Tony Hewitt, Corey Deyon Duffey and Jarvis Dupree Ross committed a slew of bank robberies in 2008, stealing over $350,00 from several financial institutions. While planning an armed robbery in Garland, Texas, the men and other associates were arrested.
The men were convicted on various charges, including conspiracy, bank robbery, kidnapping and carrying a firearm during a crime of violence. A court sentenced each of them to a term of over 300 years, imposing a minimum 25-year sentence for all but one charge.
Several of their convictions were vacated on appeal, leading to resentencing hearings for the men. However, by that time, Congress had passed the First Step Act, which eliminated the harsh mandatory minimum penalty they faced.
Yet, a Fifth Circuit panel declined to vacate their sentences, finding that the act excludes any defendant who was sentenced before its enactment date, even if their sentence was later vacated.
But the high court majority disagreed. In their interpretation of the statute, they held that the act’s more lenient penalties should apply to the men’s vacated convictions.
“A criminal defendant whose conviction has been vacated, for example, is to be treated going forward as though he were never convicted,” Justice Ketanji Brown Jackson wrote in the opinion.
“By operation of legal fiction, the law acts as though the previous conviction never occurred,” the Joe Biden appointee added.
Jackson emphasized why the sentencing reform bill was created and how it applies to all first-time offenders who have yet to be resentenced. Before the First Step Act’s enactment, several federal judges and institutional stakeholders criticized the stacking system as imposing “excessively severe and unjust sentences” for first-time offenders, particularly in non-violent cases.
The American Civil Liberties Union, which joined the case as amicus curiae, applauded the decision.
“For many people facing extreme sentences of 50-plus years, applying the First Step Act can be the difference between dying in prison and having a chance to return home,” Emma Andersson, deputy director of the ACLU’s Criminal Law Reform Project, said.
“The First Step Act was a landmark achievement in federal sentencing reform, and this decision ensures that it will mitigate extreme and outdated sentencing laws for more people. The ACLU was vocal about supporting the First Step Act when it was passed, and we continue to advocate for the law to be fully implemented as Congress intended,” Andersson added.
However, four of the justices were at odds with what they called a “boundless interpretation” and dissented from the majority.
“Animating the court’s atextual interpretation is a thinly veiled desire to march in the parade of sentencing reform. But our role is to interpret the statute before us, not overhaul criminal sentencing,” Justice Samuel Alito wrote.

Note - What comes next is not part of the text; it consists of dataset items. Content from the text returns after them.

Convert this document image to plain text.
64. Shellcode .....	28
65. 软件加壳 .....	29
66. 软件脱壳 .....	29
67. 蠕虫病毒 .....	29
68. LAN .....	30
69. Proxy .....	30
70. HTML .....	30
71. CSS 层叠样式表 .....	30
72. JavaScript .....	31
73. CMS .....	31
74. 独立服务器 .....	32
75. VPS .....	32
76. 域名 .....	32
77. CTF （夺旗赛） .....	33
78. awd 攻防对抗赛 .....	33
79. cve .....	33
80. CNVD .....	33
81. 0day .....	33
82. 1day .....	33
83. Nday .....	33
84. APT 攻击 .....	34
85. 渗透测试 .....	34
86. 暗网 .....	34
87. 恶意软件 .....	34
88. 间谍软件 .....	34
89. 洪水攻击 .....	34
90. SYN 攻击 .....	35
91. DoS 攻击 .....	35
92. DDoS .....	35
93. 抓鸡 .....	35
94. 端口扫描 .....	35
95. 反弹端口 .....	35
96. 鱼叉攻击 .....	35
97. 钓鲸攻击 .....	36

The George W. Bush appointee was joined by Justices Brett Kavanaugh, Amy Coney Barrett and notorious dissenter Clarence Thomas.
In their view, the act should only be applied to “pending” cases and that the men’s 2012 sentences remained in full force at the time of its enactment. They also clashed with the majority’s opinion that vacatur of a defendant’s predicate conviction implies the conviction “never occurred.”
During resentencing, after a sentence is vacated, a court must apply the sentencing guidelines that were in effect on the date of the original sentencing, Alito wrote.
“The court ignores Congress’ intention to afford only limited retroactive relief to certain offenders under the First Step Act,” Alito wrote. “Instead, the court embraces an interpretation that has no limiting principle and affords petitioners a windfall. That is an indefensible result based on indefensible reasoning.”